If I were to put my precious first novel The Romantic Feminist out in the self-published ether, I would be rubbing shoulders with the under-edited (mine is in its 20th version I think!) and the unproof-read (I know it still has typos) and worst of all, it would simply join a great steaming pile of unpublished books, a million books each year apparently.  Where there’s muck there’s brass, sure – but you have to dig pretty deep in the heap to find anything remotely like brass, let alone gold, so I think, if you know you’re a good writer, why would you want to lose yourself amongst the unpublishables?  Of course, you’d hope that your book would shine out – would be discovered, that there would be a buzz about it – people would start tweeting about you, critical mass would drive you on – to what?  Ah – lots of money, yes, and also – being picked up by a publisher.

This strikes me as a very random and labour-intensive way to find a publisher.  I do not wish to spend all my valuable time blogging and tweeting about my absolutely marvellous books – I don’t want to beg my friends to review me on Amazon, I don’t want to spend time fending off queries from people who want to enhance my ratings for money, or provide professional services of unproven quality.  I understand that there is another way of finding a publisher, and there are people who do that for you called literary agents.  They do not charge upfront fees, it is, in best practice, a co-operative and collaborative relationship – they can help you make your work more marketable, encourage you in the paths of literary righteousness, and guide you through the valley of rejections.   Of course these people are very much in demand, there are not many of them, and they are very over-stretched because they are expected to take a quick look at all the millions of soon to be self-published books landing on their desks.
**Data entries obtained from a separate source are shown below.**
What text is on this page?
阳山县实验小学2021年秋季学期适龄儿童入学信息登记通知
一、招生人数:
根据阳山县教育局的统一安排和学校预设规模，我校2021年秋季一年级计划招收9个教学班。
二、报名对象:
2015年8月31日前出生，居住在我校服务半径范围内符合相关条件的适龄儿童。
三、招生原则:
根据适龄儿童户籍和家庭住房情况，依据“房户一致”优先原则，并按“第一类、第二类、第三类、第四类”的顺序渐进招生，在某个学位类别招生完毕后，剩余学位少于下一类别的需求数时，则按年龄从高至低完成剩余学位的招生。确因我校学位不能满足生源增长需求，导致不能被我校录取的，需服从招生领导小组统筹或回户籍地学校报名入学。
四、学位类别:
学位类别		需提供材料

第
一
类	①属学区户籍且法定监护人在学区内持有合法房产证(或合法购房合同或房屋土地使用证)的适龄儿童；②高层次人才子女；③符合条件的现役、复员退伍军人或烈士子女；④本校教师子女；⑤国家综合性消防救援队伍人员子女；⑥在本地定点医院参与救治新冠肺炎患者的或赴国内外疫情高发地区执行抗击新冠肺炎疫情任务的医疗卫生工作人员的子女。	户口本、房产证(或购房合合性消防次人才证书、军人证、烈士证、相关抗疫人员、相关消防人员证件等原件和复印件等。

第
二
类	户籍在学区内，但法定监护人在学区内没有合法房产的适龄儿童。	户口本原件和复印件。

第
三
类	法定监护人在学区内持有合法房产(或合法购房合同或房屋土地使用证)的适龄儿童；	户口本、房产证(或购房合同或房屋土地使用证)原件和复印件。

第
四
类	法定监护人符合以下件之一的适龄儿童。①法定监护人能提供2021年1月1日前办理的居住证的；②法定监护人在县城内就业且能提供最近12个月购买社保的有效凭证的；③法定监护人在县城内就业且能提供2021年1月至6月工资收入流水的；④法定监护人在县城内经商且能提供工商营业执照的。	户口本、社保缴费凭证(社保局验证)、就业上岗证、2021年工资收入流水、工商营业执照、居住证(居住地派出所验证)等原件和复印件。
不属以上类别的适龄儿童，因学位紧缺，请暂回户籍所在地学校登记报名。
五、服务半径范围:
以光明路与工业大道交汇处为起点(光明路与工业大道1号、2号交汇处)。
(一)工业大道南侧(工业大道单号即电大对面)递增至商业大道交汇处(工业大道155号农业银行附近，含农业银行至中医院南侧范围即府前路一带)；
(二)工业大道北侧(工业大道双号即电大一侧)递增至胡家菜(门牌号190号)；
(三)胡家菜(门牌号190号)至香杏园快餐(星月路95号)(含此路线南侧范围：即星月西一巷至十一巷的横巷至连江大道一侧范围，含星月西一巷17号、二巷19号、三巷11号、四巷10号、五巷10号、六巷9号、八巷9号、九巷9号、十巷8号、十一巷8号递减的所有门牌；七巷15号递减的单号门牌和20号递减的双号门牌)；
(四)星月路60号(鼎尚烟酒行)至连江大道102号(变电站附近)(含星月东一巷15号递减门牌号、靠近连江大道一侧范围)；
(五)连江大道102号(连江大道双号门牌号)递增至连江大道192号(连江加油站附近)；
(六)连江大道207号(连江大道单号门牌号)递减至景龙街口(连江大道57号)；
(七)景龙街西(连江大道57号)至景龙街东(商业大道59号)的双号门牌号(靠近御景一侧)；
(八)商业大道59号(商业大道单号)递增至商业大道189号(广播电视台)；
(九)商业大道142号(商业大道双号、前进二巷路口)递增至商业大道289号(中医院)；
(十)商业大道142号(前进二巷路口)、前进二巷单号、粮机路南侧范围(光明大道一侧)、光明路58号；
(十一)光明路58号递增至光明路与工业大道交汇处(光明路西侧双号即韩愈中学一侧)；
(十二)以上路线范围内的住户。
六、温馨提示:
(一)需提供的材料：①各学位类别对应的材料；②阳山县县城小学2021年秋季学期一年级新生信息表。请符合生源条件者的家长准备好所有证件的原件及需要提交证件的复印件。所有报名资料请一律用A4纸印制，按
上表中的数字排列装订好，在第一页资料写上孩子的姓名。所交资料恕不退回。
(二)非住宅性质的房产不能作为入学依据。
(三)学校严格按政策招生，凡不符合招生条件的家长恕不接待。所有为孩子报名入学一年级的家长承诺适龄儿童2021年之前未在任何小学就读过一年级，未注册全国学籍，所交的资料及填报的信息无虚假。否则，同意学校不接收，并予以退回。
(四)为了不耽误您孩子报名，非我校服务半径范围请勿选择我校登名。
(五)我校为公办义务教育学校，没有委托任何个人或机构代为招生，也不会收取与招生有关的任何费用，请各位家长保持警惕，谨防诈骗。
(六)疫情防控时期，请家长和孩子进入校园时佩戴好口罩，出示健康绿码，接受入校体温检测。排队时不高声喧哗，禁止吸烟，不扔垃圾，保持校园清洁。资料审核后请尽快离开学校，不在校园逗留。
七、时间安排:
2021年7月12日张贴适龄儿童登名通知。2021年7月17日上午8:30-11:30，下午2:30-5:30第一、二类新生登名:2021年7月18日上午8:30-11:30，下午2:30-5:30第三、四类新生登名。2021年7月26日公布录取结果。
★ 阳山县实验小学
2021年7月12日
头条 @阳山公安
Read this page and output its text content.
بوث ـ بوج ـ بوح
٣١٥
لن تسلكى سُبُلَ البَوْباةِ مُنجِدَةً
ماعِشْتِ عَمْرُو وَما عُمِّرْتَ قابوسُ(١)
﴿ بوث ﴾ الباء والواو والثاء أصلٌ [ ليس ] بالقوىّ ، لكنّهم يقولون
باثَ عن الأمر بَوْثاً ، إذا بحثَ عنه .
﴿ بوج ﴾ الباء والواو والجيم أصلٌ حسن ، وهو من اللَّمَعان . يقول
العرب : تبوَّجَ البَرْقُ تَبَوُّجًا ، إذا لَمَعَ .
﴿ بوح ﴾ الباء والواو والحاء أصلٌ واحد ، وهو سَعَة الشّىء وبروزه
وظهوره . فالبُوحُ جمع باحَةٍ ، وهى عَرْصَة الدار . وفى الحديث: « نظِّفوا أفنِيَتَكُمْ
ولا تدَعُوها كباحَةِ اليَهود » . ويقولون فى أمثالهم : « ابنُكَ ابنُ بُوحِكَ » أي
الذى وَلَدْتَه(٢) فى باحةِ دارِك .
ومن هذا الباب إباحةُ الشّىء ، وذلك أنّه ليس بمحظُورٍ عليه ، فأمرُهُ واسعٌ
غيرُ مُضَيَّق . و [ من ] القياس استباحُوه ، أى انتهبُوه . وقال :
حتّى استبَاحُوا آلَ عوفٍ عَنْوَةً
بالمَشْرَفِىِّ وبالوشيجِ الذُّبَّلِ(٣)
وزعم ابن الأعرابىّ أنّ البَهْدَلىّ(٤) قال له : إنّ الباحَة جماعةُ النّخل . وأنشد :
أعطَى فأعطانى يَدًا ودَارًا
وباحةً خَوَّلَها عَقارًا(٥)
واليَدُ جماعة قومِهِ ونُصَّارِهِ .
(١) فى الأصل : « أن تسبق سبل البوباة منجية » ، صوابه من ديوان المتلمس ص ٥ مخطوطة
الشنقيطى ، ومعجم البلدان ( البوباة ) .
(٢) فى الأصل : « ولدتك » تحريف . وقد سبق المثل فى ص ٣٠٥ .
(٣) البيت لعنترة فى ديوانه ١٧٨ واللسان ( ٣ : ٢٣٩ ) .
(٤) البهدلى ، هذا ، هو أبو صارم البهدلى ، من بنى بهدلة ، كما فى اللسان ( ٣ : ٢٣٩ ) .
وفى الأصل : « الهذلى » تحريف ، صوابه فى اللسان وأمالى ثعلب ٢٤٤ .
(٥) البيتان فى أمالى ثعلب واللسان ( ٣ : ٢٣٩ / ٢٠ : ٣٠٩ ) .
But why, say the self-publishing fanatics, would I want a wicked, greedy grasping publisher to take all my hard work, put a repellent and inappropriate cover on it, and then give me a pittance for it?   Well, because although Amazon is a very well known brand, it’s a brand that represents efficient on-line selling and delivery.  It isn’t a brand a writer really wants on their work – what we want is a brand like Faber or Penguin or Bloomsbury – so that when someone sees our book – whether it’s our notional reader, or a reviewer, or a browser in a library – they see that it carries a badge of credibility, of quality.   The reader may hate the book, they might think Harper Collins (other publishers are available) had done the world a disservice by allowing one of their imprints to publish it – but at least they are confident that not all HC books will be quite so dreadful, however fashion- driven publishers may be from time to time. 

We need diversity of imprints to give us an idea of the kind of work we are being offered.  Genre is too crude a division: is this horrific crime, literary crime, humorous crime, insightful crime, or just barely cobbled together crime?  Publishers and their imprints provide that branding for a writer.  Amazon cannot – and who knows which reviews are written by the friends and relations of the authors (yes, I’ve done it myself – it was a good book though!) and which are truly objective.

There have been and continue to be great changes but writers and readers still need publishers and agents, and their ability to offer work that stands out from the crowd and implies some guarantee of literary standards.   At the moment if self-published writers had a collective “company” motto it would probably have to be “With no regard for Quality”, and that isn’t something I want to stamp on my books.



2 comments:

  1. Also, I don't want to be the marketing person for my own book. It takes ridiculous amount of time that a writer should spend in writing a new project not marketing her/his book.